Figure 2 (click to enlarge): Openness of 40 text generators described as open, with OpenAI’s ChatGPT (bottom) as closed reference point. Every cell records a three-level openness judgement (✓ open, ∼ partial or ✗ closed). The table is sorted by cumulative openness, where ✓ is 1, ∼ is 0.5 and ✗ is 0 points. RL may refer to RLHF or other forms of fine-tuning aimed at fostering instruction-following behaviour. For the latest updates see: https://opening-up-chatgpt.github.io
Figure 3 (click to enlarge): Overview of 6 text-to-image systems described as open, with OpenAI’s DALL-E as a reference point. Every cell records a three-level openness judgement (✓ open, ∼ partial or ✗ closed). The table is sorted by cumulative openness, where ✓ is 1, ∼ is 0.5 and ✗ is 0 points.
There is also a related Nature news article: Not all ‘open source’ AI models are actually open: here’s a ranking
PDF Link: https://dl.acm.org/doi/pdf/10.1145/3630106.3659005
A bunch of these columns are outright absurd TBH, to the extend I’m not sure the author really knows what FOSS is about. What’s open API access even supposed to be - API access is closed by definition.
Also there has never been a requirement that open source software needs to be documented - and for good reason - so I’m not a fan of the documentation column as well.
and for good reason
I’d love to hear that reasoning. Personally, I will avoid using a FOSS product if the documentation is terrible or non-existent. Obviously I have grace for new* or bleeding-edge projects.
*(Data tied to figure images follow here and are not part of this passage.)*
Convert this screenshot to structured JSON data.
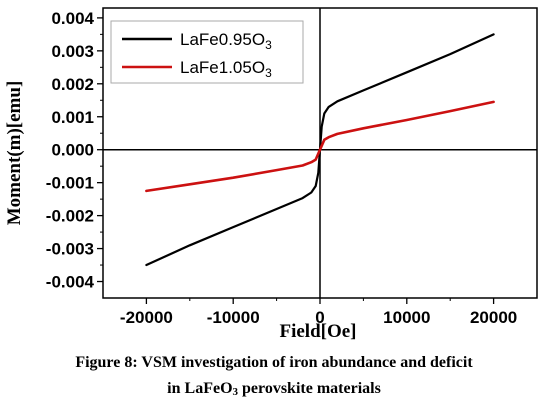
{
  "chart_data": {
    "type": "line",
    "xlabel": "Field[Oe]",
    "ylabel": "Moment(m)[emu]",
    "xlim": [
      -25000,
      25000
    ],
    "ylim": [
      -0.0045,
      0.0043
    ],
    "x_ticks": [
      -20000,
      -10000,
      0,
      10000,
      20000
    ],
    "x_tick_labels": [
      "-20000",
      "-10000",
      "0",
      "10000",
      "20000"
    ],
    "y_ticks": [
      -0.004,
      -0.003,
      -0.002,
      -0.001,
      0.0,
      0.001,
      0.002,
      0.003,
      0.004
    ],
    "y_tick_labels": [
      "-0.004",
      "-0.003",
      "-0.002",
      "-0.001",
      "0.000",
      "0.001",
      "0.002",
      "0.003",
      "0.004"
    ],
    "grid": false,
    "legend_position": "top-left",
    "series": [
      {
        "name": "LaFe0.95O3",
        "legend_main": "LaFe0.95O",
        "legend_sub": "3",
        "color": "#000000",
        "x": [
          -20000,
          -15000,
          -10000,
          -5000,
          -2000,
          -1000,
          -500,
          -200,
          0,
          200,
          500,
          1000,
          2000,
          5000,
          10000,
          15000,
          20000
        ],
        "y": [
          -0.0035,
          -0.0029,
          -0.00235,
          -0.0018,
          -0.00147,
          -0.0013,
          -0.0011,
          -0.0007,
          0.0,
          0.0007,
          0.0011,
          0.0013,
          0.00147,
          0.0018,
          0.00235,
          0.0029,
          0.0035
        ]
      },
      {
        "name": "LaFe1.05O3",
        "legend_main": "LaFe1.05O",
        "legend_sub": "3",
        "color": "#cc1111",
        "x": [
          -20000,
          -15000,
          -10000,
          -5000,
          -2000,
          -1000,
          -500,
          0,
          500,
          1000,
          2000,
          5000,
          10000,
          15000,
          20000
        ],
        "y": [
          -0.00125,
          -0.00105,
          -0.00085,
          -0.00062,
          -0.00048,
          -0.00038,
          -0.0003,
          0.0,
          0.0003,
          0.00038,
          0.00048,
          0.00065,
          0.0009,
          0.00117,
          0.00145
        ]
      }
    ]
  },
  "caption": {
    "line1": "Figure 8: VSM investigation of iron abundance and deficit",
    "line2_pre": "in LaFeO",
    "line2_sub": "3",
    "line2_post": " perovskite materials"
  }
}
But I’ve avoided using some FOSS stalwarts simply because I don’t have the time to dedicate to trial and error learning.
Because FOSS shouldn’t add burdens. You publish your work and let everyone else use it. That shouldn’t add extra obligations on you. Usually, you’d also write some docs - after all, without them nobody will know how to use your program, so why bother publishing - but it shouldn’t be an obligation. Make it easy for people to open up their code without this attaching strings.
Documentation is nice, but it’s kind of different thing that open source: a program can be open and undocumented, or closed but well documented - and I don’t see why we’d want it different for models.